Karabük’te hayatın durgunluğu üzerine şimdiye değin çok yazılar yazıldı.
Çok sözler söylendi.
Karabük’te bir şeylerin hep eksikliği üzerinde duruldu.
Duyarsızlık…
Ben yaptım oldu anlayışı….
Gün ola harman ola dendi.
Karabük’te insanların gelecekle ilgilenmedikleri,günlük yaşadıkları iddia edildi.
Kuşkusuz…
Bu değerlendirmelerin doğru olup olmadığını sorgulayabilecek elimizde kayda değer sosyolojik araştırma sonuçları yok.
Ama gözlemlerimiz söylenenleri doğrular nitelik taşımakta…
Karabük’te yaşam anlayışı farklılık üretmeye devam ediyor.
Ortak bir kültüre vurgu yapamıyor.
Bu durumu nasıl tanımlamak gerek.
İşçi kültürü bu mudur?
Elbette değil…!
Ya emeklilik halinin geleceği birtürlü kucaklamayan kuşkulu durumu mudur?
Bilinmez.!
Sıkıntılar ve sıkıntıların ortaya çıkardığı sorunlar dolayısıyla kentte olup biteni anlamak mümkün olmuyor.
Türdeş kentlerde sosyal hayat kendi dinamizmi ile devam ederken, bu anlayışı oluşturamamış kentlerde yaşam birdenbire alt üst oluveriyor
Türdeş yapı kavramı gücünü köklü geleneksel yaşantıdan alır.
Ortak kültür uzun bir tarihsel sürecinin yaşanmasından sonra ortaya çıkar.
Örneğin bu kültürün mükemmel olarak yaşandığı bir mekanda, bulunduğunuzu hayal edin….
İnsanlar bir kere tanıdık….
Mahalleli birbirini biliyor.
Sokak tanıdık kişilerden oluşuyor.
Sonuç…
Yaşamı kolaylaştıran ne varsa hayata içerik ,anlam ve değer kazanıyor.
Biz ;yatırım,kalkınma,teşvik,yol,içme suyu ,kent meydanı derken kent yaşamı için elzem olan manevi değerleri,kültürü hiçe sayıyoruz.
Göz ardı ediyoruz…
Sonra da neden Karabük’te tuhaf /acayip olaylar yaşanıyor diye kendi kendimize sorular sorup,dövünmeye başlıyoruz…
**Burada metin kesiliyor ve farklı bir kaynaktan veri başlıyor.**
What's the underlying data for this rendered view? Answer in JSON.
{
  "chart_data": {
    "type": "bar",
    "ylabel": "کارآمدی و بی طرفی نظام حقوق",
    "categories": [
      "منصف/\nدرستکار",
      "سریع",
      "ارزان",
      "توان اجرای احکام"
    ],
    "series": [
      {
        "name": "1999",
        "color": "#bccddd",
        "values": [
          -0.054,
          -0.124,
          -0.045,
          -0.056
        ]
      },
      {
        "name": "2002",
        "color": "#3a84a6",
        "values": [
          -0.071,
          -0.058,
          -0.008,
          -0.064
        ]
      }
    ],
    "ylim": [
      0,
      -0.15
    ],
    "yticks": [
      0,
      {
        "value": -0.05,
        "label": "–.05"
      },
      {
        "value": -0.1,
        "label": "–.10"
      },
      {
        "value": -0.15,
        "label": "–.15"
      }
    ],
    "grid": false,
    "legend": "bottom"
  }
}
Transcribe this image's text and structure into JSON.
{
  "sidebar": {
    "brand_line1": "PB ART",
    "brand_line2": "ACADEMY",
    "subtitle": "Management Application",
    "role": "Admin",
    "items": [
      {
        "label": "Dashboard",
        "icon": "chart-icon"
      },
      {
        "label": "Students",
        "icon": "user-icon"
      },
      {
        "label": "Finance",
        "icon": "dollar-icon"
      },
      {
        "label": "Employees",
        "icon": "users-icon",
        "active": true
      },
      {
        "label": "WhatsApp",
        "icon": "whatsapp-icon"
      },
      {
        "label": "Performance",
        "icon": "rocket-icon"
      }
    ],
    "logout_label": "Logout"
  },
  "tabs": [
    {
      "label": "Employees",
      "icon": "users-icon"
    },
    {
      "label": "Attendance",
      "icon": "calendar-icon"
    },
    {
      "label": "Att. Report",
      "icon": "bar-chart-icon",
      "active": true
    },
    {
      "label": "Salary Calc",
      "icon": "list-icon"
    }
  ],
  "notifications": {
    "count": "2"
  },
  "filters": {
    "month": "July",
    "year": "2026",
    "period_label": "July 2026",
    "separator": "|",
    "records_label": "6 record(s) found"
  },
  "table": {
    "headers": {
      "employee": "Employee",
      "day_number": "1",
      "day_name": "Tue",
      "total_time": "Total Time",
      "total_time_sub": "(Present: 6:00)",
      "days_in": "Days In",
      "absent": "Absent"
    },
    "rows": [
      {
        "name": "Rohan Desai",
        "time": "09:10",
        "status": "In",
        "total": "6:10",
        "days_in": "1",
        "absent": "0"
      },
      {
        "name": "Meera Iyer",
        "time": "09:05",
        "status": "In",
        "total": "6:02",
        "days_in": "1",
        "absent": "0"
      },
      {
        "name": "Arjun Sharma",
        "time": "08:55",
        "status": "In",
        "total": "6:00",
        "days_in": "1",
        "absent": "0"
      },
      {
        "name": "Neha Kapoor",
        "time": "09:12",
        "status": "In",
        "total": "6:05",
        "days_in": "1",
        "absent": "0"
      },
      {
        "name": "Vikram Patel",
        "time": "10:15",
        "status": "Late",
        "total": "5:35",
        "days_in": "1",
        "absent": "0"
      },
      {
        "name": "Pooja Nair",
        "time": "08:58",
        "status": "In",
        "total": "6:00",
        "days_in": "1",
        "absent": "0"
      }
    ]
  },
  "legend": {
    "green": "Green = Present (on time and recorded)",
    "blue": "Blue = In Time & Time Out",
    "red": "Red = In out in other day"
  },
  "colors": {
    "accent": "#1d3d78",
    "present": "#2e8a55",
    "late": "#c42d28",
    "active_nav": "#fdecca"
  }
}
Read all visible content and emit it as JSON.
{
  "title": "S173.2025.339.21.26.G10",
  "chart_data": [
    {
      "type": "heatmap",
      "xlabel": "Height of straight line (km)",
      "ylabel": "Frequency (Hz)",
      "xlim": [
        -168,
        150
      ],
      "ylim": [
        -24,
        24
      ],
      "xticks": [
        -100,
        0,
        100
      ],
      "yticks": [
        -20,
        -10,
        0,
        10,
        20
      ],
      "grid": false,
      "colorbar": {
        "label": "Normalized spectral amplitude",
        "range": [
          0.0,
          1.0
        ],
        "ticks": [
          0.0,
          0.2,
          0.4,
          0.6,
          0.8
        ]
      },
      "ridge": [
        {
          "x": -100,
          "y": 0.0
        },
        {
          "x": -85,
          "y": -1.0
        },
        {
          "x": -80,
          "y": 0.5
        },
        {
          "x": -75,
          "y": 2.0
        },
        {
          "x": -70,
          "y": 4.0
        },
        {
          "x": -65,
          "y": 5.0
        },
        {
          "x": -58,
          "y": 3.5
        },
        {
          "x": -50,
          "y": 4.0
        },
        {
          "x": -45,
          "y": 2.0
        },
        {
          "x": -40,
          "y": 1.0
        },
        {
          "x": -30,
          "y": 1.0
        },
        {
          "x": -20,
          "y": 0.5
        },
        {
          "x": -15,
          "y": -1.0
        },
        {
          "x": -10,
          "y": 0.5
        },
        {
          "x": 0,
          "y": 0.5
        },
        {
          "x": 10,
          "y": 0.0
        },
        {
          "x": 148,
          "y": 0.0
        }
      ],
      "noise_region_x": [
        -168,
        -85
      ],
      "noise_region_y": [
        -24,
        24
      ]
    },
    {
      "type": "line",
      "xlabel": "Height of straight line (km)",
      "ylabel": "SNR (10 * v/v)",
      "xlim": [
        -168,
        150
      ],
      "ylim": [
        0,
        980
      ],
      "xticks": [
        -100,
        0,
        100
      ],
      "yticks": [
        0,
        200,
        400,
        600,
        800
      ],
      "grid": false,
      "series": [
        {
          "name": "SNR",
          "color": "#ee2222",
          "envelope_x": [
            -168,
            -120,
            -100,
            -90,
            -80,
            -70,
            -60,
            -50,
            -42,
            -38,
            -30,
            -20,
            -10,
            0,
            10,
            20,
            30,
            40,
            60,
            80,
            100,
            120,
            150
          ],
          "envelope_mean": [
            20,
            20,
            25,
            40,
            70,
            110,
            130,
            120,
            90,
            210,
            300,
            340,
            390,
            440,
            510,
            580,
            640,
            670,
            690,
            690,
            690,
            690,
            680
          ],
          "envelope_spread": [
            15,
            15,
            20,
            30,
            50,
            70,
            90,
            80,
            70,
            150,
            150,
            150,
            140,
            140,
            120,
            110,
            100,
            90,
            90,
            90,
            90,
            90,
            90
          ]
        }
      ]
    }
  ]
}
Sosyal hayatı ortak bir kültürle bütünleşmemiş kentler gelecek açısından sorun oluşturmaktadır.
Karabük’te bu noktada yazılı ve görsel yayın kuruluşlarına da büyük görevler düşmektedir.
Bu kuruluşlar bir kere daha etkin bir biçimde halka ulaşmanın yolunu bulmalı ,bilinçlendirme noktasında eğitici yazılar, öğretici programlarla kültürel hayata aktive kazandırmalıdırlar.
Sadece tüketimi/tüketmeyi pompalayan reklamlar , insanları mutsuz bırakmakta,onları özne değil nesne olmaya itmektedir.
Herkes kendine düşün görevi para kazanma tutkusunun dışında bir sorumluluk anlayışı ile üstlenirse toplum,kente yakışan “türdeş kültürü” oluşturabilir…
Oluşturamazsa ne mi olur?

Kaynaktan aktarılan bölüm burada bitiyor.